Originally Posted by BrendaEM Hi,
I have a few questions about the inexpensive fly cutters in such places Enco, and Grizzly, the kind that holds lathe-style carbide tipped bits: http://www.grizzly.com/products/g5717
I have read that very shallow cuts are the way to go, such as .001"-.002" a pass. They do not seem like a bit I would want to crash/stall.
Which bit profile would be best for use with a fly cutter? |
they look like they hold a lathe style carbide bit, but i'd disagree that that is the right tool - the front clearance on those bits is often insufficient in my experience. Those fly cutters orient the tool differently than when in a lathe, they are ground to cut in direction of the green arrow (from image in link below) not the red arrow:
http://www.cnczone.com/forums/showthread.php?t=28295
imo a flycutter needs to be ground for the job OR make a cutter that holds the bit vertically so the cutting edge is as was intended by the geometry. of that diy insert holder looks good.

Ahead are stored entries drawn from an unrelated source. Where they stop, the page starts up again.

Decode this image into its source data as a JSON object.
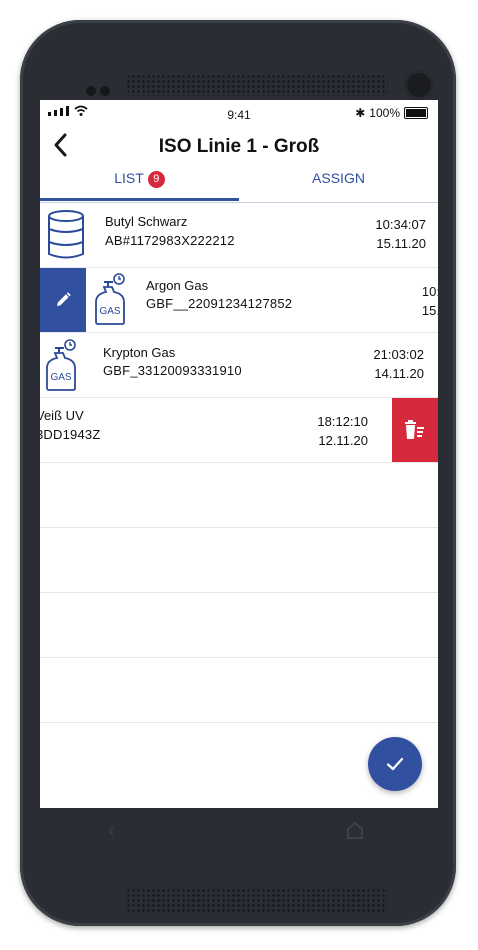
{
  "status": {
    "time": "9:41",
    "battery": "100%"
  },
  "header": {
    "title": "ISO Linie 1 - Groß"
  },
  "tabs": {
    "list_label": "LIST",
    "list_count": "9",
    "assign_label": "ASSIGN"
  },
  "items": [
    {
      "name": "Butyl Schwarz",
      "code": "AB#1172983X222212",
      "time": "10:34:07",
      "date": "15.11.20",
      "icon": "barrel-icon"
    },
    {
      "name": "Argon Gas",
      "code": "GBF__22091234127852",
      "time": "10:",
      "date": "15.",
      "icon": "gas-cylinder-icon"
    },
    {
      "name": "Krypton Gas",
      "code": "GBF_33120093331910",
      "time": "21:03:02",
      "date": "14.11.20",
      "icon": "gas-cylinder-icon"
    },
    {
      "name": "Veiß UV",
      "code": "3DD1943Z",
      "time": "18:12:10",
      "date": "12.11.20",
      "icon": "none"
    }
  ],
  "colors": {
    "accent": "#3150a0",
    "danger": "#d6293c",
    "device": "#2a2d33"
  }
}
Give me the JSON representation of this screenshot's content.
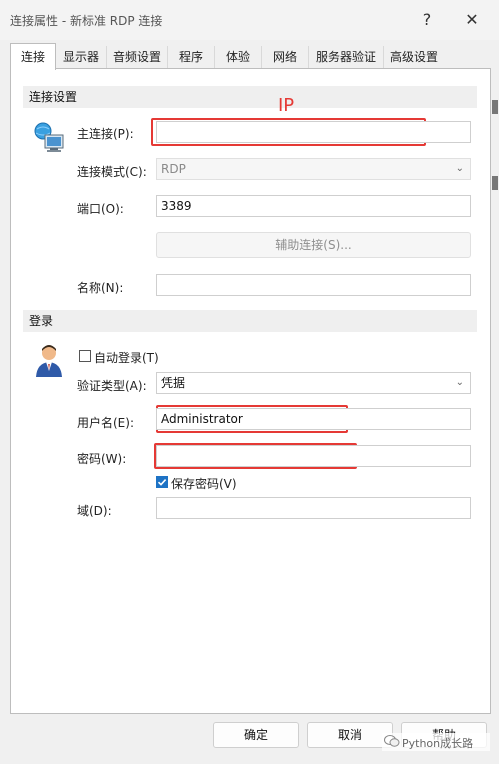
{
  "window": {
    "title": "连接属性 - 新标准 RDP 连接",
    "help_glyph": "?",
    "close_glyph": "✕"
  },
  "tabs": [
    {
      "label": "连接"
    },
    {
      "label": "显示器"
    },
    {
      "label": "音频设置"
    },
    {
      "label": "程序"
    },
    {
      "label": "体验"
    },
    {
      "label": "网络"
    },
    {
      "label": "服务器验证"
    },
    {
      "label": "高级设置"
    }
  ],
  "connection_section": {
    "heading": "连接设置",
    "annotation": "IP",
    "host_label": "主连接(P):",
    "host_value": "",
    "mode_label": "连接模式(C):",
    "mode_value": "RDP",
    "port_label": "端口(O):",
    "port_value": "3389",
    "aux_button": "辅助连接(S)...",
    "name_label": "名称(N):",
    "name_value": ""
  },
  "login_section": {
    "heading": "登录",
    "auto_login_label": "自动登录(T)",
    "auth_label": "验证类型(A):",
    "auth_value": "凭据",
    "user_label": "用户名(E):",
    "user_value": "Administrator",
    "password_label": "密码(W):",
    "password_value": "",
    "save_password_label": "保存密码(V)",
    "domain_label": "域(D):",
    "domain_value": ""
  },
  "footer": {
    "ok": "确定",
    "cancel": "取消",
    "help": "帮助",
    "watermark": "Python成长路"
  },
  "colors": {
    "annotation_red": "#e53935",
    "checkbox_blue": "#1e73c5"
  }
}
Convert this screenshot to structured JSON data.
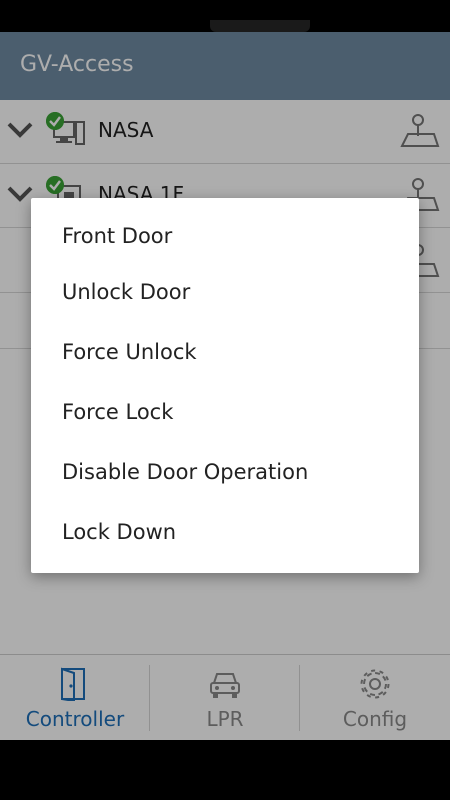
{
  "app": {
    "title": "GV-Access"
  },
  "controllers": [
    {
      "name": "NASA",
      "status": "online"
    },
    {
      "name": "NASA 1F",
      "status": "online"
    }
  ],
  "tabs": [
    {
      "label": "Controller",
      "icon": "door-icon",
      "active": true
    },
    {
      "label": "LPR",
      "icon": "car-icon",
      "active": false
    },
    {
      "label": "Config",
      "icon": "gear-icon",
      "active": false
    }
  ],
  "dialog": {
    "title": "Front Door",
    "items": [
      {
        "label": "Unlock Door"
      },
      {
        "label": "Force Unlock"
      },
      {
        "label": "Force Lock"
      },
      {
        "label": "Disable Door Operation"
      },
      {
        "label": "Lock Down"
      }
    ]
  },
  "colors": {
    "appbar": "#6f8ba3",
    "accent": "#1e6fb8",
    "online": "#3aa335"
  }
}
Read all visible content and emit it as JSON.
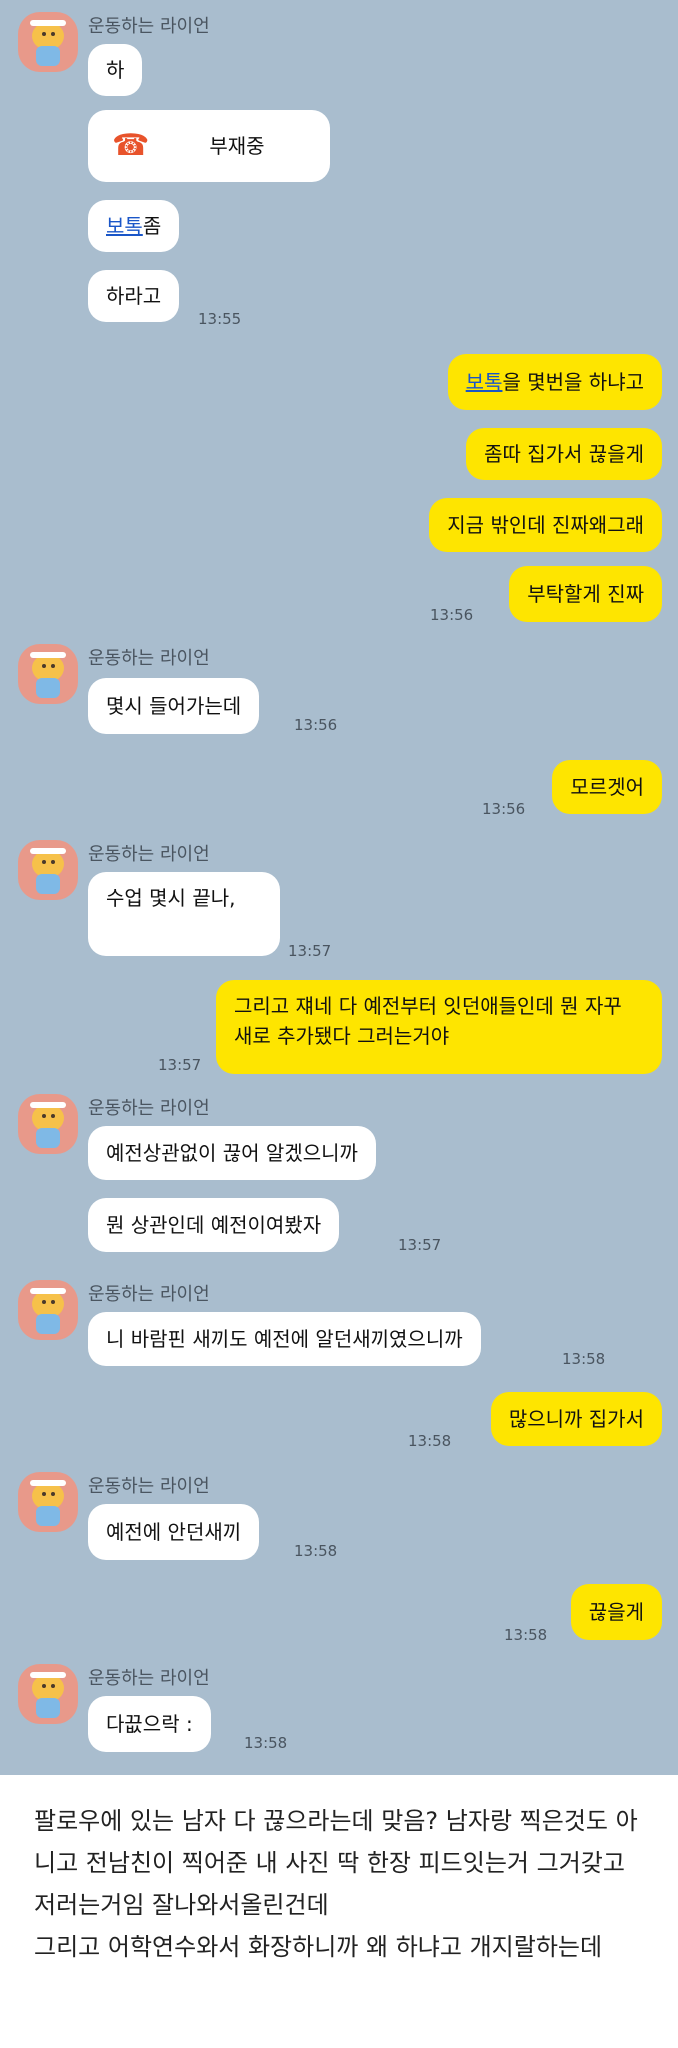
{
  "chat": {
    "sender": "운동하는 라이언",
    "msgs": {
      "m1": "하",
      "call_label": "부재중",
      "m3_link": "보톡",
      "m3_rest": "좀",
      "m4": "하라고",
      "t1": "13:55",
      "o1_link": "보톡",
      "o1_rest": "을 몇번을 하냐고",
      "o2": "좀따 집가서 끊을게",
      "o3": "지금 밖인데 진짜왜그래",
      "o4": "부탁할게 진짜",
      "t2": "13:56",
      "m5": "몇시 들어가는데",
      "t3": "13:56",
      "o5": "모르겟어",
      "t4": "13:56",
      "m6": "수업 몇시 끝나,",
      "t5": "13:57",
      "o6": "그리고 쟤네 다 예전부터 잇던애들인데 뭔 자꾸 새로 추가됐다 그러는거야",
      "t6": "13:57",
      "m7": "예전상관없이 끊어 알겠으니까",
      "m8": "뭔 상관인데 예전이여봤자",
      "t7": "13:57",
      "m9": "니 바람핀 새끼도 예전에 알던새끼였으니까",
      "t8": "13:58",
      "o7": "많으니까 집가서",
      "t9": "13:58",
      "m10": "예전에 안던새끼",
      "t10": "13:58",
      "o8": "끊을게",
      "t11": "13:58",
      "m11": "다끖으락 :",
      "t12": "13:58"
    }
  },
  "caption": {
    "text": "팔로우에 있는 남자 다 끊으라는데 맞음? 남자랑 찍은것도 아니고 전남친이 찍어준 내 사진 딱 한장 피드잇는거 그거갖고 저러는거임 잘나와서올린건데\n그리고 어학연수와서 화장하니까 왜 하냐고 개지랄하는데"
  },
  "colors": {
    "chat_bg": "#a9bdce",
    "my_bubble": "#fee500",
    "their_bubble": "#ffffff",
    "link": "#1a56c8"
  },
  "icons": {
    "avatar": "ryan-avatar-icon",
    "missed_call": "missed-call-icon"
  }
}
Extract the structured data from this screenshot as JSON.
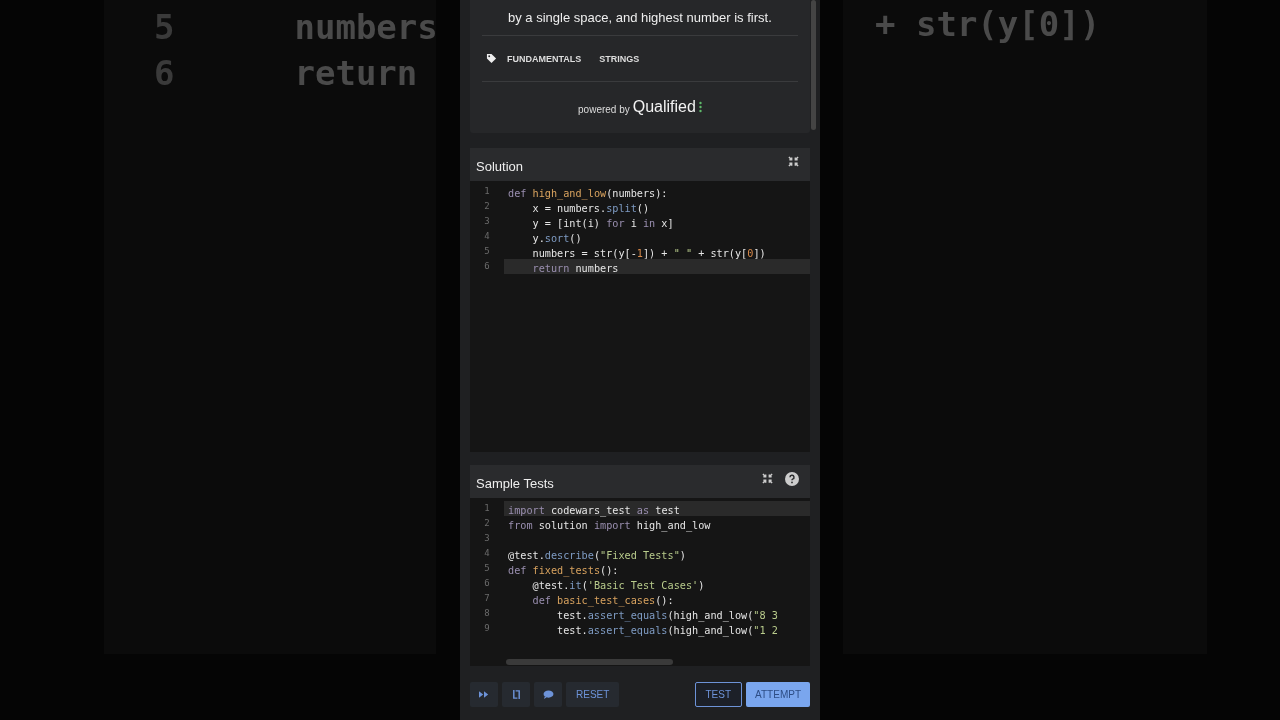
{
  "backdrop": {
    "code_lines": [
      {
        "number": "5",
        "text": "numbers"
      },
      {
        "number": "6",
        "text": "return"
      }
    ],
    "right_text": "+ str(y[0])"
  },
  "description": {
    "text": "by a single space, and highest number is first.",
    "tags": [
      "FUNDAMENTALS",
      "STRINGS"
    ],
    "powered_by": "powered by",
    "brand": "Qualified"
  },
  "solution": {
    "title": "Solution",
    "lines": [
      {
        "number": "1",
        "active": false,
        "tokens": [
          {
            "t": "def ",
            "kind": "keyword"
          },
          {
            "t": "high_and_low",
            "kind": "function"
          },
          {
            "t": "(numbers):",
            "kind": "plain"
          }
        ]
      },
      {
        "number": "2",
        "active": false,
        "tokens": [
          {
            "t": "    x = numbers.",
            "kind": "plain"
          },
          {
            "t": "split",
            "kind": "method"
          },
          {
            "t": "()",
            "kind": "plain"
          }
        ]
      },
      {
        "number": "3",
        "active": false,
        "tokens": [
          {
            "t": "    y = [int(i) ",
            "kind": "plain"
          },
          {
            "t": "for",
            "kind": "keyword"
          },
          {
            "t": " i ",
            "kind": "plain"
          },
          {
            "t": "in",
            "kind": "keyword"
          },
          {
            "t": " x]",
            "kind": "plain"
          }
        ]
      },
      {
        "number": "4",
        "active": false,
        "tokens": [
          {
            "t": "    y.",
            "kind": "plain"
          },
          {
            "t": "sort",
            "kind": "method"
          },
          {
            "t": "()",
            "kind": "plain"
          }
        ]
      },
      {
        "number": "5",
        "active": false,
        "tokens": [
          {
            "t": "    numbers = str(y[-",
            "kind": "plain"
          },
          {
            "t": "1",
            "kind": "number"
          },
          {
            "t": "]) + ",
            "kind": "plain"
          },
          {
            "t": "\" \"",
            "kind": "string"
          },
          {
            "t": " + str(y[",
            "kind": "plain"
          },
          {
            "t": "0",
            "kind": "number"
          },
          {
            "t": "])",
            "kind": "plain"
          }
        ]
      },
      {
        "number": "6",
        "active": true,
        "tokens": [
          {
            "t": "    return",
            "kind": "keyword"
          },
          {
            "t": " numbers",
            "kind": "plain"
          }
        ]
      }
    ]
  },
  "sample_tests": {
    "title": "Sample Tests",
    "lines": [
      {
        "number": "1",
        "active": true,
        "tokens": [
          {
            "t": "import",
            "kind": "keyword"
          },
          {
            "t": " codewars_test ",
            "kind": "plain"
          },
          {
            "t": "as",
            "kind": "keyword"
          },
          {
            "t": " test",
            "kind": "plain"
          }
        ]
      },
      {
        "number": "2",
        "active": false,
        "tokens": [
          {
            "t": "from",
            "kind": "keyword"
          },
          {
            "t": " solution ",
            "kind": "plain"
          },
          {
            "t": "import",
            "kind": "keyword"
          },
          {
            "t": " high_and_low",
            "kind": "plain"
          }
        ]
      },
      {
        "number": "3",
        "active": false
      },
      {
        "number": "4",
        "active": false,
        "tokens": [
          {
            "t": "@test.",
            "kind": "plain"
          },
          {
            "t": "describe",
            "kind": "method"
          },
          {
            "t": "(",
            "kind": "plain"
          },
          {
            "t": "\"Fixed Tests\"",
            "kind": "string"
          },
          {
            "t": ")",
            "kind": "plain"
          }
        ]
      },
      {
        "number": "5",
        "active": false,
        "tokens": [
          {
            "t": "def ",
            "kind": "keyword"
          },
          {
            "t": "fixed_tests",
            "kind": "function"
          },
          {
            "t": "():",
            "kind": "plain"
          }
        ]
      },
      {
        "number": "6",
        "active": false,
        "tokens": [
          {
            "t": "    @test.",
            "kind": "plain"
          },
          {
            "t": "it",
            "kind": "method"
          },
          {
            "t": "(",
            "kind": "plain"
          },
          {
            "t": "'Basic Test Cases'",
            "kind": "string"
          },
          {
            "t": ")",
            "kind": "plain"
          }
        ]
      },
      {
        "number": "7",
        "active": false,
        "tokens": [
          {
            "t": "    def ",
            "kind": "keyword"
          },
          {
            "t": "basic_test_cases",
            "kind": "function"
          },
          {
            "t": "():",
            "kind": "plain"
          }
        ]
      },
      {
        "number": "8",
        "active": false,
        "tokens": [
          {
            "t": "        test.",
            "kind": "plain"
          },
          {
            "t": "assert_equals",
            "kind": "method"
          },
          {
            "t": "(high_and_low(",
            "kind": "plain"
          },
          {
            "t": "\"8 3",
            "kind": "string"
          }
        ]
      },
      {
        "number": "9",
        "active": false,
        "tokens": [
          {
            "t": "        test.",
            "kind": "plain"
          },
          {
            "t": "assert_equals",
            "kind": "method"
          },
          {
            "t": "(high_and_low(",
            "kind": "plain"
          },
          {
            "t": "\"1 2",
            "kind": "string"
          }
        ]
      }
    ]
  },
  "actions": {
    "reset": "RESET",
    "test": "TEST",
    "attempt": "ATTEMPT"
  }
}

i don't know the x3, but depth of cut with a fly cutter is determined by available torque. because there is so much leverage, they do need light cuts, but 10 or 15 thou should be doable. one advantage of carbide is that some mills won't run slow enough to use hss with the larger dia's a fly cutter provides when flycutting steel. If that isn't a constraint (or unless you are running a giant industrial machine) hss is the tooling of choice as it requires less cutting force than carbide - this allows a bigger depth of cut (plus is cheap cheap cheap and easily resharpened).